Now moving on to the word folder we get to the actual content of the word document. From the folder structure above you can see a number of xml-files. The most important of all xml-files in the entire zip-package is the document.xml Why? Because it is here the main text content as you know it is stored.

I am still searching and researching.

I think you and I will have to find something better, because all the techies out there are beating around the bush with a clear cut YES we can index your .docx file, or NO we can not!

Unless you want to dive deep into ifilter packs and other mumbo jumbo root configuration on your OS, then we must come up with a better solution.

the /doc files are indexanle. Those ended with Word 2007 and later

So, I am going to try some of these gadgets like copernic, seekfast, my thicksoft file locator, etc. on a .doc file and see what happens.

Until there is a clear and simple solution for the .docx "zipped" file that contains many other compressed files within it, then I think you and I will have to move on to another solution.

I am also leaning towards trying PDF files, but I need to get the hang of Acrobat and Livecycle. And if I remember correctly, Acrobat 9 presents problems as well.

Also, if you are going to add interactive or dynamic content to your files, then this will throw another wrench in the indexing solution.

Good luck

progress
Champ in-the-making
Champ in-the-making
OK my friend

I just think I came into a solution.

Save your .docx files as .doc files and your indexing should be alright

Go to File > Save as > Select  "Word 97-2003 Document" from the "Save as type" scroll down menu and save it.

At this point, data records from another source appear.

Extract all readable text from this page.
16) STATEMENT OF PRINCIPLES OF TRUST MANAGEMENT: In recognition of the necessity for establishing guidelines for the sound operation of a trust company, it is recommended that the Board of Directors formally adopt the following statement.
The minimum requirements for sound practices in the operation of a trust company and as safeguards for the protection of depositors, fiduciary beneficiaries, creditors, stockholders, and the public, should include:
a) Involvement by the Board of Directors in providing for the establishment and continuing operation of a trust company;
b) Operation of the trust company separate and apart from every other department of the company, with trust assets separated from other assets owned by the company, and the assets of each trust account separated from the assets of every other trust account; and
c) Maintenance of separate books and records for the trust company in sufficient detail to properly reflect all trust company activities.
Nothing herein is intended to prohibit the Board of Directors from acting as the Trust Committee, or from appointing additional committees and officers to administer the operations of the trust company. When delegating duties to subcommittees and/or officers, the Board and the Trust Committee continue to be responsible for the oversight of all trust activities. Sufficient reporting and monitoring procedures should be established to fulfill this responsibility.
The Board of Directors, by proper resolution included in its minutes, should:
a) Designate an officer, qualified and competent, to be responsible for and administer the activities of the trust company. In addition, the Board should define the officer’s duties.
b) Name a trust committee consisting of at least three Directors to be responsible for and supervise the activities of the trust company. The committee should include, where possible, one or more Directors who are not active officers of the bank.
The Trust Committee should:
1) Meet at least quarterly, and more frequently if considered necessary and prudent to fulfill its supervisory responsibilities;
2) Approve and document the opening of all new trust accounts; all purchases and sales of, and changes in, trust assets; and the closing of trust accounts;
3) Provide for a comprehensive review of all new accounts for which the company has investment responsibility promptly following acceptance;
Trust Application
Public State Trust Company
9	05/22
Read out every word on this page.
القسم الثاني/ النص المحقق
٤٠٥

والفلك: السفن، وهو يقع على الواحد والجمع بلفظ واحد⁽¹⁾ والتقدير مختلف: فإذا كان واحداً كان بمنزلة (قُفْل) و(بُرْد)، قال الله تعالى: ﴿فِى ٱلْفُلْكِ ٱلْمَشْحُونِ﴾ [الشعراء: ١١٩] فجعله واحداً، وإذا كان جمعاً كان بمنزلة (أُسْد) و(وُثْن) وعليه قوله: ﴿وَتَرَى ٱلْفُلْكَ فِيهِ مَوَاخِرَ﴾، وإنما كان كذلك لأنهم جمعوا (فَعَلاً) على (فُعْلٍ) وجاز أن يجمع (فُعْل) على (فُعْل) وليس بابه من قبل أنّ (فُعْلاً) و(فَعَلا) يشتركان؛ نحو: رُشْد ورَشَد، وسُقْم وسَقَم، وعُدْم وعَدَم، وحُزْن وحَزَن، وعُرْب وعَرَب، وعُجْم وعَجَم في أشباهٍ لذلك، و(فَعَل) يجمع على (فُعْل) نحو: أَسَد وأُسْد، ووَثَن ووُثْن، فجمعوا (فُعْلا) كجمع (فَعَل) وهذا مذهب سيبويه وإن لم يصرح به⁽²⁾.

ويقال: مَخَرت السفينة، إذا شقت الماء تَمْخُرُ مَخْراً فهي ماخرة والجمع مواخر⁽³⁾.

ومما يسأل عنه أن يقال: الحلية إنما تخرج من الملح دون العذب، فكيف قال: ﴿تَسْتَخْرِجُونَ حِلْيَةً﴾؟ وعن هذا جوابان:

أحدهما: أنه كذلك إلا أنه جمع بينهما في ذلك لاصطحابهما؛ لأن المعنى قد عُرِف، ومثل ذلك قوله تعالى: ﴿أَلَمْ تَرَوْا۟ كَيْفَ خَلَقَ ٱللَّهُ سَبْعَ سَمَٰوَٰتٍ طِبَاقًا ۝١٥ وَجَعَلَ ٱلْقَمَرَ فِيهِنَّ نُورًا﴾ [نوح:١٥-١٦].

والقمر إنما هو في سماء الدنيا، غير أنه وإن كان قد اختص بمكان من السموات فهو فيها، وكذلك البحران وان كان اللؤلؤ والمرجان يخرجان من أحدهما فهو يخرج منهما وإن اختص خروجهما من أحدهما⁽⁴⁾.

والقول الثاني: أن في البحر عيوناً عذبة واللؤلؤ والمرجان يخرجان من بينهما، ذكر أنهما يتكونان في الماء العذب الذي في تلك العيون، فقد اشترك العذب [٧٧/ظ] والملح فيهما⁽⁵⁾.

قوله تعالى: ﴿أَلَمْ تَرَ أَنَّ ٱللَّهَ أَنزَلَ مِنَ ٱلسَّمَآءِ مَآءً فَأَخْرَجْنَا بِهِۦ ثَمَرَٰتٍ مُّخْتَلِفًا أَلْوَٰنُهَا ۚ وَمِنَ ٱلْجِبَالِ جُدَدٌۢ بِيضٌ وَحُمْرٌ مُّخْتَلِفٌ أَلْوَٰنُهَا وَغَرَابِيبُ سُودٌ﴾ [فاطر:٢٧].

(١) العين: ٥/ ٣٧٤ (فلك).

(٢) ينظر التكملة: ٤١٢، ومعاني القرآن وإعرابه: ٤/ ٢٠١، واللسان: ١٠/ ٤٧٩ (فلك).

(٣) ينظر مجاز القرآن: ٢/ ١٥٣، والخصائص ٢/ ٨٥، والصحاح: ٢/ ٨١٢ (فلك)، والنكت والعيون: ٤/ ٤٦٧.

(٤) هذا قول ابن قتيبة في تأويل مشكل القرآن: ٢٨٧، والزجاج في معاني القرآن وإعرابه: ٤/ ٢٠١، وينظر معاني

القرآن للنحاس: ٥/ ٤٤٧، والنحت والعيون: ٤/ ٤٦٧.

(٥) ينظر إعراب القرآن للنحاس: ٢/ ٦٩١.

It will be saved as an "indexable" .doc file. Make sure you do not use any dynamic functions such as drop down lists and such.

Also, if you put your text in objects like charts and such, they will not be indexed.

Your text must be right on the template and not inside of any object.

SO far so good.

mrogers
Star Contributor
Star Contributor
Open Office 3 and therefore Alfresco should be able to index docx files.   What's the problem?  Is your "indexing" problem even related to Alfresco's indexes?